Organolanthanide complexes are powerful catalysts due to lanthanides' unique characteristics and properties, such as large ionic radii and oxophilicity. They catalyze a variety of reactions, for instance:

1. hydroamination
2. hydroalkoxylation
3. olefin polymerization

which are crucial in promoting efficient synthesis of complex molecules as the products of these reactions often serve as key intermediates or building blocks in further transformations.

=== Material science ===
Organolanthanide complexes are commonly used as electroluminescent materials due to their ability to facilitate energy transitions within the visible light spectrum. Their high color purity and near-unity quantum yields make them essential in photonic and display technologies, including advanced lighting, defense systems, magnets, bio-markers, and electronics. Organolanthanide complexes are gaining attention for their energy efficiency, cost-effectiveness, and growing role in analyte detection, emphasizing their increasing importance in modern, high-performance systems.

== Current challenges ==
While organolanthanide complexes have shown considerable promise in fields like catalysis and luminescence, several significant challenges limit their widespread application. One of the primary issues is their sensitivity to air and moisture. The lanthanide ions in these complexes can readily react with oxygen and water, leading to oxidation or hydrolysis, which damages the material’s structure and reduces its efficiency. This makes handling and storage difficult, requiring protective environments like sealed containers or inert gas atmospheres.

Another major concern is thermal stability. Organolanthanide complexes tend to degrade or lose their functionality at elevated temperatures. This is especially problematic in applications where temperature fluctuations or high temperatures are common, such as in industrial processes or certain lighting technologies. The stability of the complex at different temperatures is crucial for its practical use.

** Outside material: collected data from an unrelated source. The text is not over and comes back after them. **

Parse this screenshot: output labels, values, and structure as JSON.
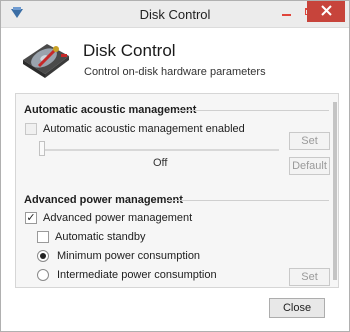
{
  "window": {
    "title": "Disk Control",
    "app_icon": "disk-icon",
    "controls": [
      "minimize-icon",
      "maximize-icon",
      "close-icon"
    ]
  },
  "header": {
    "title": "Disk Control",
    "subtitle": "Control on-disk hardware parameters",
    "icon": "hard-disk-icon"
  },
  "acoustic": {
    "section_title": "Automatic acoustic management",
    "checkbox_label": "Automatic acoustic management enabled",
    "checkbox_checked": false,
    "slider_value_label": "Off",
    "slider_level": 0,
    "set_label": "Set",
    "default_label": "Default"
  },
  "power": {
    "section_title": "Advanced power management",
    "checkbox_label": "Advanced power management",
    "checkbox_checked": true,
    "standby_label": "Automatic standby",
    "standby_checked": false,
    "radio_min_label": "Minimum power consumption",
    "radio_min_selected": true,
    "radio_inter_label": "Intermediate power consumption",
    "radio_inter_selected": false,
    "set_label": "Set"
  },
  "footer": {
    "close_label": "Close"
  },
  "colors": {
    "close_button": "#c7443b",
    "accent_red": "#e0453b",
    "panel_bg": "#f6f6f6"
  }
}
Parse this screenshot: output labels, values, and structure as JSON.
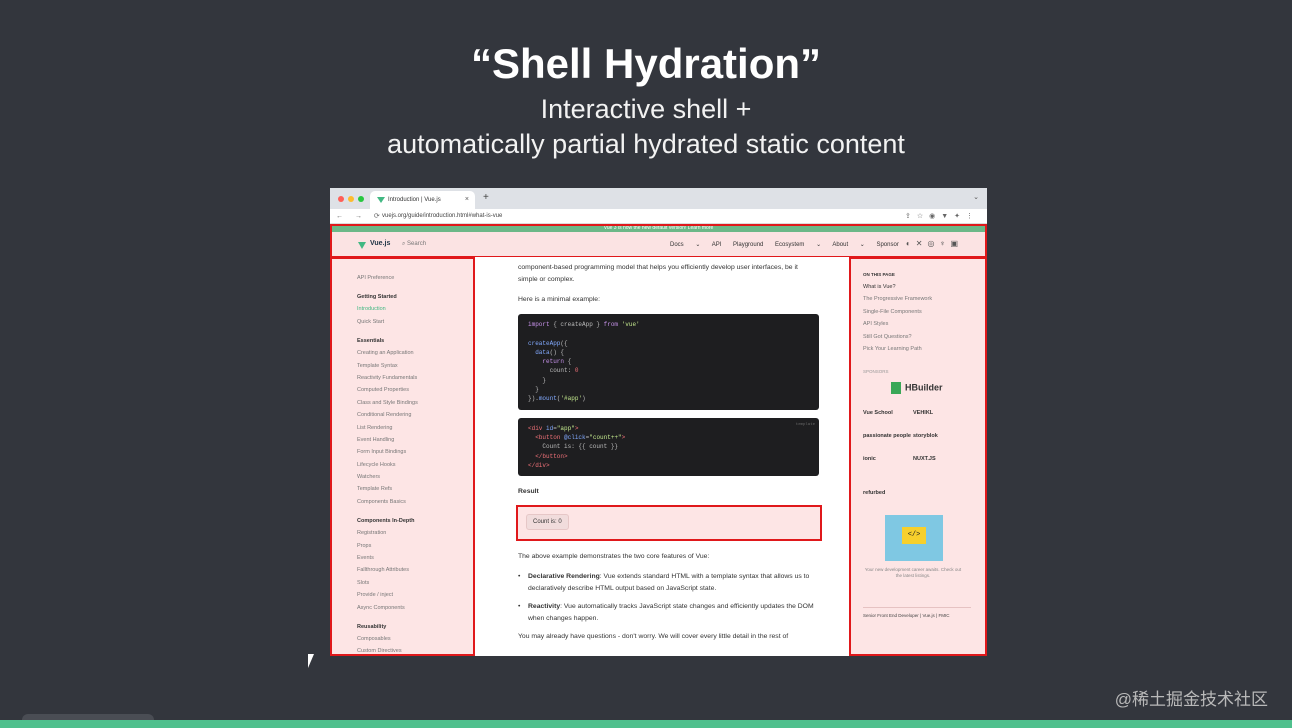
{
  "slide": {
    "title": "“Shell Hydration”",
    "subtitle_line1": "Interactive shell +",
    "subtitle_line2": "automatically partial hydrated static content"
  },
  "browser": {
    "tab_title": "Introduction | Vue.js",
    "url": "vuejs.org/guide/introduction.html#what-is-vue"
  },
  "site": {
    "banner": "Vue 3 is now the new default version! Learn more",
    "brand": "Vue.js",
    "search_placeholder": "Search",
    "nav_links": "Docs ⌄ API Playground Ecosystem ⌄ About ⌄ Sponsor"
  },
  "sidebar": {
    "top_item": "API Preference",
    "groups": [
      {
        "title": "Getting Started",
        "items": [
          "Introduction",
          "Quick Start"
        ]
      },
      {
        "title": "Essentials",
        "items": [
          "Creating an Application",
          "Template Syntax",
          "Reactivity Fundamentals",
          "Computed Properties",
          "Class and Style Bindings",
          "Conditional Rendering",
          "List Rendering",
          "Event Handling",
          "Form Input Bindings",
          "Lifecycle Hooks",
          "Watchers",
          "Template Refs",
          "Components Basics"
        ]
      },
      {
        "title": "Components In-Depth",
        "items": [
          "Registration",
          "Props",
          "Events",
          "Fallthrough Attributes",
          "Slots",
          "Provide / inject",
          "Async Components"
        ]
      },
      {
        "title": "Reusability",
        "items": [
          "Composables",
          "Custom Directives"
        ]
      }
    ]
  },
  "content": {
    "intro": "component-based programming model that helps you efficiently develop user interfaces, be it simple or complex.",
    "minimal": "Here is a minimal example:",
    "result_label": "Result",
    "count_button": "Count is: 0",
    "features_intro": "The above example demonstrates the two core features of Vue:",
    "feature1_title": "Declarative Rendering",
    "feature1_text": ": Vue extends standard HTML with a template syntax that allows us to declaratively describe HTML output based on JavaScript state.",
    "feature2_title": "Reactivity",
    "feature2_text": ": Vue automatically tracks JavaScript state changes and efficiently updates the DOM when changes happen.",
    "outro": "You may already have questions - don't worry. We will cover every little detail in the rest of"
  },
  "toc": {
    "header": "ON THIS PAGE",
    "items": [
      "What is Vue?",
      "The Progressive Framework",
      "Single-File Components",
      "API Styles",
      "Still Got Questions?",
      "Pick Your Learning Path"
    ],
    "sponsors_header": "SPONSORS",
    "sponsors": [
      "Vue School",
      "VEHIKL",
      "passionate people",
      "storyblok",
      "ionic",
      "NUXT.JS",
      "refurbed",
      ""
    ],
    "hbuilder": "HBuilder",
    "ad_text": "Your new development career awaits. Check out the latest listings.",
    "series": "Senior Front End Developer | Vue.js | FMIC"
  },
  "watermark": "@稀土掘金技术社区"
}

Furthermore, while these complexes are efficient light emitters, their radiative properties need further improvement. Radiative properties refer to the efficiency with which the complex emits light after absorbing energy. The quantum yield and lifetime of emission are critical factors in determining the brightness and overall performance of luminescent materials. To enhance their use in energy-efficient technologies, improving these characteristics is essential. Achieving a higher emission-to-absorption ratio would increase their brightness and make them more competitive for applications in displays, lighting, and sensing technologies.

Addressing these challenges would unlock the full potential of organolanthanide complexes, making them more effective and versatile in real-world applications.